Arsenal may have celebrated a sensational 4-3 comeback win over Leicester on Friday night – but familiar defensive concerns cannot be ignored if they have ambitions of returning to the top four and challenging for the Premier League, writes Peter Smith.
Each year, the new season comes with a feeling of a fresh start. But for Arsenal, the same old problems at the back resurfaced in worrying fashion in their curtain raiser with Leicester.
While the game will be remembered for Alexandre Lacazette’s debut strike and Olivier Giroud’s roof-raising late winner, Arsenal’s defensive failings were at the heart of all three Leicester goals.
Arsenal supporters and the on-looking injured Alexis Sanchez must have felt they’d seen it all before, as poor marking, positioning and organisation presented the visitors with three clear-cut chances they gladly seized.
The best and worst of this Arsenal team was encapsulated in the first five minutes.
Lacazette’s stunning headed opener on two minutes underlined Arsenal’s undoubted brilliance on the front foot; an attacking ability strengthened by the arrival of the club’s record signing. The move was a precursor for the impressive, intricate and fast-flowing forays into the Leicester half that were to come all night; the Gunners finished the game with 27 shots on goal.
But Shinji Okazaki’s equaliser 160 seconds after Lacazette’s first for his new club highlighted a defensive deficiency which has dogged Arsenal for too long.
It was a frustrating feature for much of last season until the springtime switch to three at the back looked to have alleviated the problem. The tactical change helped to bolster Arsenal’s backline, with an extra man in defence providing additional security from both set-pieces and open play.
It also freed up the Gunners’ forwards, whose goals propelled the team to an end-of-season surge, culminating in an FA Cup final win.
But without the senior figures of Per Mertesacker, Shkodran Mustafi and Laurent Koscielny, the Arsenal defence on Friday looked badly short of know-how.
Nacho Monreal, an attacking left-back by trade, was given the central role, flanked by Premier League debutant Sead Kolasinac – who is also more comfortable on the left – and 21-year-old Rob Holding. Their lack of experience in the complex system was plain to see and proved costly against an energised Leicester attack, eager to get at the unfamiliar combination.
Craig Shakespeare’s side peppered the Arsenal penalty box with crosses. There were 14 of them from open play in the first 45 minutes alone. The Foxes also looked to unleash the pace of Jamie Vardy at every opportunity, teeing him up to run into the open spaces to the side of the wide centre-backs. Arsenal’s defence couldn’t cope.

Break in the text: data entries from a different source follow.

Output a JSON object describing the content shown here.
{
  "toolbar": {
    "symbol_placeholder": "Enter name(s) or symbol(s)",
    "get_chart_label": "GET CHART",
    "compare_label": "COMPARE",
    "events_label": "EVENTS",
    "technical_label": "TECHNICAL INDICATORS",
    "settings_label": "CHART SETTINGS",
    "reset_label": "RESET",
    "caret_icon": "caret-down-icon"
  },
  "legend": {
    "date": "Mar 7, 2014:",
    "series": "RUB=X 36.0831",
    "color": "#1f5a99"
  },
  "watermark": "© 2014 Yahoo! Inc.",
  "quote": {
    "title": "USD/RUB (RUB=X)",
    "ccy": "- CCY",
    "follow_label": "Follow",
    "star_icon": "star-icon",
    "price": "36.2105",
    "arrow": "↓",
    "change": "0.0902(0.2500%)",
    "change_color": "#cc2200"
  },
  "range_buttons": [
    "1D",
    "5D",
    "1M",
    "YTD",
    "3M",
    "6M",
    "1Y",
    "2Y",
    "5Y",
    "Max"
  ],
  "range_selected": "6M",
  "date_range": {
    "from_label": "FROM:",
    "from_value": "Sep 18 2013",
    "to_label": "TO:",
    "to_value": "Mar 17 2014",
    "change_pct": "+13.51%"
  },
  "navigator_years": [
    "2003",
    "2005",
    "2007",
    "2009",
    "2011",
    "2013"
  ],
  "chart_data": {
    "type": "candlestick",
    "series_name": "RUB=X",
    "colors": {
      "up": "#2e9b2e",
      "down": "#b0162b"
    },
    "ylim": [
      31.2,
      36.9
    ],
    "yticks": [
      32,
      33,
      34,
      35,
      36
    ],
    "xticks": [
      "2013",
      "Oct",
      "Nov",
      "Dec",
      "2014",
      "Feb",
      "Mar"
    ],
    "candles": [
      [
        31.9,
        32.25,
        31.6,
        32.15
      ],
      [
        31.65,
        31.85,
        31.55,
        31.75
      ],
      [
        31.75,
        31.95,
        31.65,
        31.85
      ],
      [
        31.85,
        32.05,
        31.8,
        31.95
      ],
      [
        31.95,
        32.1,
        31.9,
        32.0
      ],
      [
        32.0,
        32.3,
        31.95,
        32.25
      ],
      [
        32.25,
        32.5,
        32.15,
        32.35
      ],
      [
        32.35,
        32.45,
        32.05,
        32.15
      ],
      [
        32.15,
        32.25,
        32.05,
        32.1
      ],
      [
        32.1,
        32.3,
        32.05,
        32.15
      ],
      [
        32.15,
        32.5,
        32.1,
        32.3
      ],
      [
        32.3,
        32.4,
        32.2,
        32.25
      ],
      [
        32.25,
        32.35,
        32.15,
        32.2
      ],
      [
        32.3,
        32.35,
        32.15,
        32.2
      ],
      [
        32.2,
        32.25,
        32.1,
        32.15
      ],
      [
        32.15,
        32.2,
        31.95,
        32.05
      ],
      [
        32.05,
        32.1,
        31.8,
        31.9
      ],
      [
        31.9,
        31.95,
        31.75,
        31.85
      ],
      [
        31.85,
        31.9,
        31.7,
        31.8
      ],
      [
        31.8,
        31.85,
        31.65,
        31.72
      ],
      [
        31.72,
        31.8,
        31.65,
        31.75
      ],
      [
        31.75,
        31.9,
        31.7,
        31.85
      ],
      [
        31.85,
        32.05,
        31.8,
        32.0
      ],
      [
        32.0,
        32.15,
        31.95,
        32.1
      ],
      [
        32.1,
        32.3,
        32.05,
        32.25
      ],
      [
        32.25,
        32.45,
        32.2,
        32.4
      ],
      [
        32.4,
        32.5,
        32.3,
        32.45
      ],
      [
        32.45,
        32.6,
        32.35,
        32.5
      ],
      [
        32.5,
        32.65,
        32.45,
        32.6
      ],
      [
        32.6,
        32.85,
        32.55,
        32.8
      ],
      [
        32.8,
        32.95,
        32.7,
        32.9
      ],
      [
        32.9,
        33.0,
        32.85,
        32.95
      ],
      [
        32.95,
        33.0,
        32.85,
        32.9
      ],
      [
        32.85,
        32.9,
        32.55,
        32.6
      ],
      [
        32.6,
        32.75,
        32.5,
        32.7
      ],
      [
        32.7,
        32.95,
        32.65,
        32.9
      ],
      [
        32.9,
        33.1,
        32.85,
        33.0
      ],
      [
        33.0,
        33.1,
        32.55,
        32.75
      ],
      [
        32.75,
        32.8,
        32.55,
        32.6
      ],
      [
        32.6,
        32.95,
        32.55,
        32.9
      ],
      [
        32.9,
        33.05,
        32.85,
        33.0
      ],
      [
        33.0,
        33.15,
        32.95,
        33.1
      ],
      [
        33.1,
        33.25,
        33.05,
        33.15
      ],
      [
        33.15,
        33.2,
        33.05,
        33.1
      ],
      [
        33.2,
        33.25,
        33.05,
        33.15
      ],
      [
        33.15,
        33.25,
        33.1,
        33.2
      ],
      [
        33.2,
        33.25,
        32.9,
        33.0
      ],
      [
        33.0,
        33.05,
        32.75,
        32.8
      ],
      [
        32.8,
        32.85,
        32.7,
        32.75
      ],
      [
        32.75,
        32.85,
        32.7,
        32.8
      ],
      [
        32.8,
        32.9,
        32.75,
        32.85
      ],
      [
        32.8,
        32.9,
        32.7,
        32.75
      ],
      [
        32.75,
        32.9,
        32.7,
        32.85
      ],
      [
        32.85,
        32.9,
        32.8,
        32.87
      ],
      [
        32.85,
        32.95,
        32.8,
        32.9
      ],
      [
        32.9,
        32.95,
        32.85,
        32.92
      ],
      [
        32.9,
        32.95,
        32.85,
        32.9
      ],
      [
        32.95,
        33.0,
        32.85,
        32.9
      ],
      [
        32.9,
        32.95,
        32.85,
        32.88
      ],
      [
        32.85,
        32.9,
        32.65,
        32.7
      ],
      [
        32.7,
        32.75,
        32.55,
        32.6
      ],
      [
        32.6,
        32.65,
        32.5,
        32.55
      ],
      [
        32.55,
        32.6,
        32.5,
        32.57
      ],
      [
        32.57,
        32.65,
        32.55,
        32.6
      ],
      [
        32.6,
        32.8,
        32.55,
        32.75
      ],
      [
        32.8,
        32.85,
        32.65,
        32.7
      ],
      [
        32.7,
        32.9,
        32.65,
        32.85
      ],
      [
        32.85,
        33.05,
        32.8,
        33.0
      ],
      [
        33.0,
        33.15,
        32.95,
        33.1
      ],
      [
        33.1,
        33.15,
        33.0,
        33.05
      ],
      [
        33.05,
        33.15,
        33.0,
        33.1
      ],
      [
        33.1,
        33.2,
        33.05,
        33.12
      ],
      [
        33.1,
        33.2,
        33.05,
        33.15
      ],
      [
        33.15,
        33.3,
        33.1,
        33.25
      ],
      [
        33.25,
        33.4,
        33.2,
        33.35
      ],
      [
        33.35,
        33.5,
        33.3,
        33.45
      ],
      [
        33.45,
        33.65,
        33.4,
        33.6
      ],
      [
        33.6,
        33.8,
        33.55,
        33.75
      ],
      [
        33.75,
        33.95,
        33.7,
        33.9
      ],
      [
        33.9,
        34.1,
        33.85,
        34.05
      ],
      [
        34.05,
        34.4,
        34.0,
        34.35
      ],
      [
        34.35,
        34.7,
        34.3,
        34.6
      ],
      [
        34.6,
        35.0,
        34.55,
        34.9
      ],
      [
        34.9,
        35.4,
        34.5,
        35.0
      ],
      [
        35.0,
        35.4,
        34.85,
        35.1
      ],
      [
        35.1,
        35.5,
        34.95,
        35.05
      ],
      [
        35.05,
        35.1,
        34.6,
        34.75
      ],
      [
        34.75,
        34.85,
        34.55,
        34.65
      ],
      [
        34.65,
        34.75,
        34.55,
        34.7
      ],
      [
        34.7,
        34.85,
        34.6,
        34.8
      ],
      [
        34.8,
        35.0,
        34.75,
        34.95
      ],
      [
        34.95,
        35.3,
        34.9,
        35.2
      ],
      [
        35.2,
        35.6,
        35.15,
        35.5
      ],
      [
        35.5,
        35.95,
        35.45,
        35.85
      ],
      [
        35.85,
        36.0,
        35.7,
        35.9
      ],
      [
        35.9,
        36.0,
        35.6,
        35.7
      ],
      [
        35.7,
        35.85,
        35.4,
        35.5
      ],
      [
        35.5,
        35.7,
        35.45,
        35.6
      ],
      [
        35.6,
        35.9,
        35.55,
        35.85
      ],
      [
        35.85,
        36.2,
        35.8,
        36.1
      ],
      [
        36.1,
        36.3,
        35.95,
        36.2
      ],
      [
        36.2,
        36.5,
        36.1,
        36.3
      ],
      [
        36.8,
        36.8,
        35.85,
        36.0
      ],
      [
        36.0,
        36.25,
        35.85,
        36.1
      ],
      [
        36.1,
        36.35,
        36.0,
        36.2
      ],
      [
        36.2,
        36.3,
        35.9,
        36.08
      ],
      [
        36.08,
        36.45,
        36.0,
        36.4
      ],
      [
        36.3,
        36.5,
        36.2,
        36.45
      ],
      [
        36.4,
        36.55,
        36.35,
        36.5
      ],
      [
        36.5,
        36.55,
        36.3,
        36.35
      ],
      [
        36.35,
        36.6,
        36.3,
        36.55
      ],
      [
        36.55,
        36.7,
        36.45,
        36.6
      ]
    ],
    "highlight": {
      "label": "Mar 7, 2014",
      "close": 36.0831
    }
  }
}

The backline failed to deal with Marc Albrighton’s cross or Harry Maguire’s header across goal in the build-up to Okazaki’s early equaliser, with Kolasinac guilty of wandering away from his back-post guard duty.
Vardy was then afforded far too much space by both the Bosnia international and Monreal for Leicester’s second after Holding had failed to block another Albrighton centre. The England man capitalised again in the second half when completely unmarked from a corner.
It was a recurring concern every time Leicester moved into the final third, with Arsenal’s three at the back looking unacquainted.
Wenger switched to a back four midway through the second half as Arsenal sought to come back from 3-2 down, but with right-back Hector Bellerin at left-back, winger Alex Oxlade-Chamberlain at right-back, and full-backs Monreal and Kolasinac at centre-half, the change hardly solved the confusion in Arsenal’s defensive play.
Perhaps the most impressive part of Arsenal’s thriving form towards the end of last season was that they had had little time to work on their new 3-4-2-1.
But after a full pre-season, knowing that was going to be the system of choice, and with plenty of time to prepare for the absence of suspended Koscielny, Mustafi (a late returner this summer after the Confederations Cup) and Mertesacker, who picked up a cut in last Sunday’s Community Shield, the Arsenal defence seemed ill prepared in the line-up against Leicester.
“It’s the same old problems, year in year out for Arsenal,” said Sky Sports pundit Jamie Carragher. “The back three haven’t looked comfortable all night.
“If you cut the team in half, attacking wise they look great on paper and they showed that with some intricate passing – it was outstanding at times. But at the other half of the pitch, there are big problems for Arsenal.
“Of course there are injuries to the two best centre backs. But even with those centre backs, they still conceded 44 goals last season, so it’s not a great statistic. Arsene Wenger will be hoping those reinforcements will be back soon.”
Fellow pundit Gary Neville agreed, describing Arsenal as “vulnerable” and “naive”. “They showed no authority or organisation,” he said. They’re worrying observations.
Wenger will argue – and expect – the defending will improve when his first-choice centre-back options are fit and available. He said after the game that “with a bit of work we can get that [vulnerability from crosses and corners] out of our system”.
But it isn’t just Arsenal’s back-ups who have been caught out and exposed in the past. While the Gunners’ attacking fluency is impressive, there remains work to do in defence if they are to challenge at the top this time around.